The well mannered mother knows if she is invited to a social event she is expected to reciprocate. Never is this truer than with the dreaded play date. If some kind-hearted mother is willing to entertain her child for an afternoon the well mannered modern mother knows she has a social obligation to do the same.
Of course there are people who don’t care about that sort of thing…what comes around goes around…lalala… we are all one happy village…and all that. Wonderful for them. But for the well mannered mothers living in the real world where other people’s five and six-year-olds can be something of a burden, it’s nice to share the joy.
Clearly, once children have become good friends and families are acquainted a strict back and forth protocol is not necessary. But for the initial play dates or if the modern mother has called someone because she is in a jam she really must extend an invitation to the other child. If the child is unavailable and a subsequent invitation is also refused, the well mannered modern mother can be comfortable in the knowledge that her social obligation has been dispatched.
Sometimes your child might be invited to a house where you do not know the family or are uncomfortable with the caregiver situation. In that case it is perfectly all right to invite that child to your house. You are then under no obligation to send your child to their house. But be aware that over time most people will figure out you think they are crazy and may stop sending their child to your house. Then again, if they really are as crazy as you think, perhaps that is all for the best.

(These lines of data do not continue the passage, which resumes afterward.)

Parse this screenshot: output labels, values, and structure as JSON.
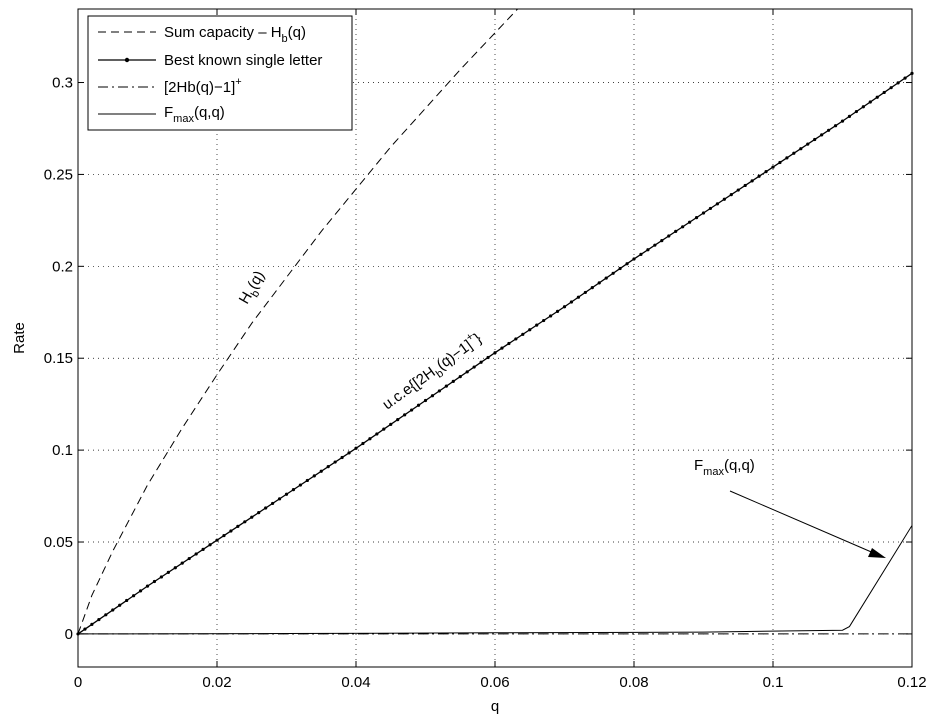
{
  "chart_data": {
    "type": "line",
    "xlabel": "q",
    "ylabel": "Rate",
    "xlim": [
      0,
      0.12
    ],
    "ylim": [
      -0.018,
      0.34
    ],
    "grid": true,
    "legend_position": "top-left",
    "x_ticks": [
      "0",
      "0.02",
      "0.04",
      "0.06",
      "0.08",
      "0.1",
      "0.12"
    ],
    "y_ticks": [
      "0",
      "0.05",
      "0.1",
      "0.15",
      "0.2",
      "0.25",
      "0.3"
    ],
    "legend": [
      {
        "label": "Sum capacity – H",
        "sub": "b",
        "suffix": "(q)",
        "style": "dashed"
      },
      {
        "label": "Best known single letter",
        "style": "dotted-marker"
      },
      {
        "label": "[2Hb(q)−1]",
        "sup": "+",
        "style": "dashdot"
      },
      {
        "label": "F",
        "sub": "max",
        "suffix": "(q,q)",
        "style": "solid"
      }
    ],
    "series": [
      {
        "style": "dashed",
        "x": [
          0,
          0.002,
          0.005,
          0.01,
          0.015,
          0.02,
          0.025,
          0.03,
          0.035,
          0.04,
          0.045,
          0.05,
          0.055,
          0.06,
          0.065,
          0.067
        ],
        "y": [
          0,
          0.021,
          0.045,
          0.081,
          0.112,
          0.141,
          0.169,
          0.194,
          0.219,
          0.242,
          0.265,
          0.286,
          0.307,
          0.327,
          0.347,
          0.354
        ]
      },
      {
        "style": "dotted-marker",
        "x": [
          0,
          0.01,
          0.02,
          0.03,
          0.04,
          0.05,
          0.06,
          0.07,
          0.08,
          0.09,
          0.1,
          0.11,
          0.12
        ],
        "y": [
          0,
          0.026,
          0.051,
          0.076,
          0.101,
          0.127,
          0.153,
          0.178,
          0.204,
          0.229,
          0.254,
          0.279,
          0.305
        ]
      },
      {
        "style": "dashdot",
        "x": [
          0,
          0.11,
          0.12
        ],
        "y": [
          0,
          0,
          0
        ]
      },
      {
        "style": "solid",
        "x": [
          0,
          0.03,
          0.06,
          0.09,
          0.11,
          0.111,
          0.12
        ],
        "y": [
          0,
          0.0002,
          0.0006,
          0.001,
          0.002,
          0.004,
          0.059
        ]
      }
    ],
    "annotations": [
      {
        "text": "H",
        "sub": "b",
        "suffix": "(q)"
      },
      {
        "text": "u.c.e{[2H",
        "sub": "b",
        "suffix": "(q)−1]",
        "sup": "+",
        "tail": "}"
      },
      {
        "text": "F",
        "sub": "max",
        "suffix": "(q,q)"
      }
    ]
  }
}
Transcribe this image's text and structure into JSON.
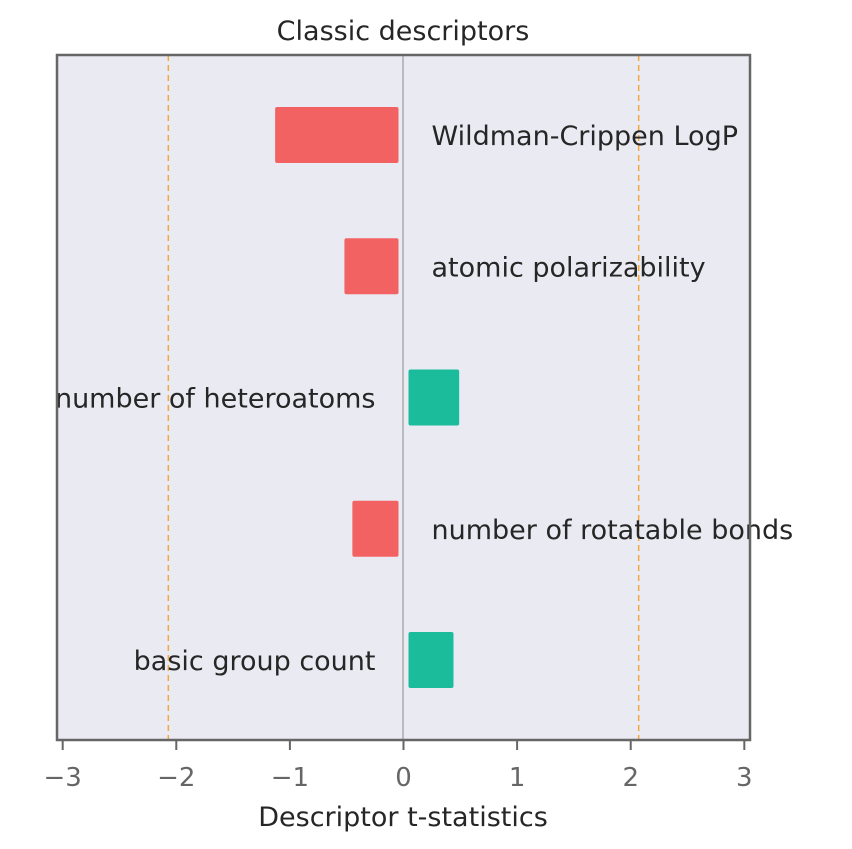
{
  "chart_data": {
    "type": "bar",
    "orientation": "horizontal",
    "title": "Classic descriptors",
    "xlabel": "Descriptor t-statistics",
    "xlim": [
      -3.05,
      3.05
    ],
    "xticks": [
      -3,
      -2,
      -1,
      0,
      1,
      2,
      3
    ],
    "xtick_labels": [
      "−3",
      "−2",
      "−1",
      "0",
      "1",
      "2",
      "3"
    ],
    "grid": false,
    "threshold_lines": [
      -2.07,
      2.07
    ],
    "categories": [
      "Wildman-Crippen LogP",
      "atomic polarizability",
      "number of heteroatoms",
      "number of rotatable bonds",
      "basic group count"
    ],
    "values": [
      -1.13,
      -0.52,
      0.49,
      -0.45,
      0.44
    ],
    "colors": {
      "negative": "#f26262",
      "positive": "#1abc9c",
      "threshold": "#f5a742",
      "background": "#eaeaf2",
      "zero_line": "#8c8c8c",
      "frame": "#666666"
    }
  }
}
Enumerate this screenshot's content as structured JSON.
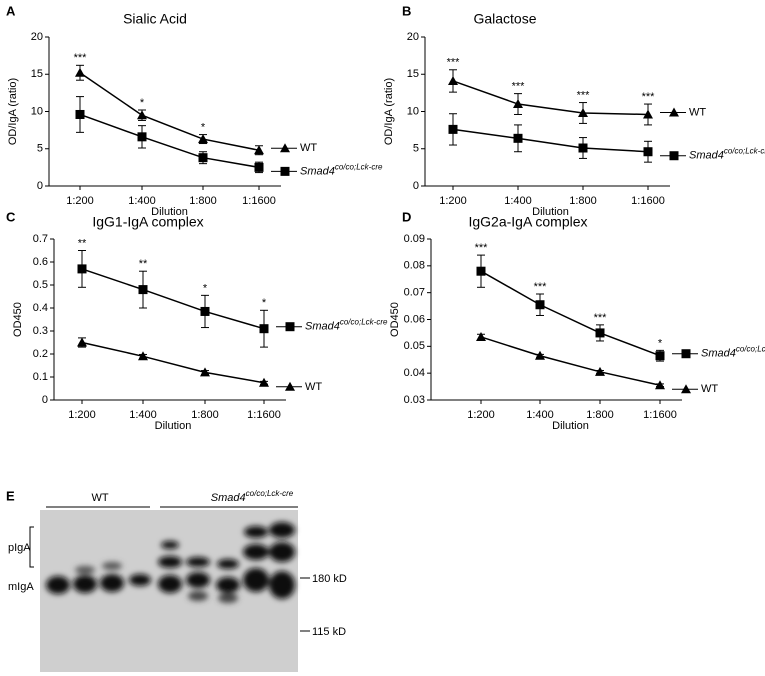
{
  "chart_data": [
    {
      "type": "line",
      "panel_label": "A",
      "title": "Sialic Acid",
      "x_label": "Dilution",
      "y_label": "OD/IgA (ratio)",
      "categories": [
        "1:200",
        "1:400",
        "1:800",
        "1:1600"
      ],
      "series": [
        {
          "name": "WT",
          "color": "#000000",
          "marker": "triangle",
          "values": [
            15.2,
            9.5,
            6.3,
            4.8
          ],
          "errors": [
            1.0,
            0.7,
            0.6,
            0.6
          ]
        },
        {
          "name": "Smad4",
          "superscript": "co/co;Lck-cre",
          "color": "#000000",
          "marker": "square",
          "values": [
            9.6,
            6.6,
            3.8,
            2.5
          ],
          "errors": [
            2.4,
            1.5,
            0.8,
            0.7
          ]
        }
      ],
      "significance": [
        "***",
        "*",
        "*",
        null
      ],
      "significance_series": 0,
      "ylim": [
        0,
        20
      ],
      "yticks": [
        0,
        5,
        10,
        15,
        20
      ]
    },
    {
      "type": "line",
      "panel_label": "B",
      "title": "Galactose",
      "x_label": "Dilution",
      "y_label": "OD/IgA (ratio)",
      "categories": [
        "1:200",
        "1:400",
        "1:800",
        "1:1600"
      ],
      "series": [
        {
          "name": "WT",
          "color": "#000000",
          "marker": "triangle",
          "values": [
            14.1,
            11.0,
            9.8,
            9.6
          ],
          "errors": [
            1.5,
            1.4,
            1.4,
            1.4
          ]
        },
        {
          "name": "Smad4",
          "superscript": "co/co;Lck-cre",
          "color": "#000000",
          "marker": "square",
          "values": [
            7.6,
            6.4,
            5.1,
            4.6
          ],
          "errors": [
            2.1,
            1.8,
            1.4,
            1.4
          ]
        }
      ],
      "significance": [
        "***",
        "***",
        "***",
        "***"
      ],
      "significance_series": 0,
      "ylim": [
        0,
        20
      ],
      "yticks": [
        0,
        5,
        10,
        15,
        20
      ]
    },
    {
      "type": "line",
      "panel_label": "C",
      "title": "IgG1-IgA complex",
      "x_label": "Dilution",
      "y_label": "OD450",
      "categories": [
        "1:200",
        "1:400",
        "1:800",
        "1:1600"
      ],
      "series": [
        {
          "name": "Smad4",
          "superscript": "co/co;Lck-cre",
          "color": "#000000",
          "marker": "square",
          "values": [
            0.57,
            0.48,
            0.385,
            0.31
          ],
          "errors": [
            0.08,
            0.08,
            0.07,
            0.08
          ]
        },
        {
          "name": "WT",
          "color": "#000000",
          "marker": "triangle",
          "values": [
            0.25,
            0.19,
            0.12,
            0.075
          ],
          "errors": [
            0.02,
            0.008,
            0.008,
            0.006
          ]
        }
      ],
      "significance": [
        "**",
        "**",
        "*",
        "*"
      ],
      "significance_series": 0,
      "ylim": [
        0,
        0.7
      ],
      "yticks": [
        0,
        0.1,
        0.2,
        0.3,
        0.4,
        0.5,
        0.6,
        0.7
      ]
    },
    {
      "type": "line",
      "panel_label": "D",
      "title": "IgG2a-IgA complex",
      "x_label": "Dilution",
      "y_label": "OD450",
      "categories": [
        "1:200",
        "1:400",
        "1:800",
        "1:1600"
      ],
      "series": [
        {
          "name": "Smad4",
          "superscript": "co/co;Lck-cre",
          "color": "#000000",
          "marker": "square",
          "values": [
            0.078,
            0.0655,
            0.055,
            0.0465
          ],
          "errors": [
            0.006,
            0.004,
            0.003,
            0.002
          ]
        },
        {
          "name": "WT",
          "color": "#000000",
          "marker": "triangle",
          "values": [
            0.0535,
            0.0465,
            0.0405,
            0.0355
          ],
          "errors": [
            0.001,
            0.0005,
            0.0005,
            0.0005
          ]
        }
      ],
      "significance": [
        "***",
        "***",
        "***",
        "*"
      ],
      "significance_series": 0,
      "ylim": [
        0.03,
        0.09
      ],
      "yticks": [
        0.03,
        0.04,
        0.05,
        0.06,
        0.07,
        0.08,
        0.09
      ]
    }
  ],
  "blot": {
    "panel_label": "E",
    "group_wt": "WT",
    "group_ko": "Smad4",
    "group_ko_superscript": "co/co;Lck-cre",
    "band_upper": "pIgA",
    "band_lower": "mIgA",
    "marker_1": "180 kD",
    "marker_2": "115 kD"
  }
}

Things can get tricky for the well mannered working mother especially if she begins to feel that her child is always going over to a friend’s house. In this case, she might want to invite the friend on a weekend outing or have the friend and her parents for an early family dinner as a way of getting to know the other family.
Mostly this well mannered author longs for the days when children could head out the back door, wander around the neighborhood unattended, play kick-the-can in the street until it was too dark to see and not have to worry about having their every movement choreographed by their parents.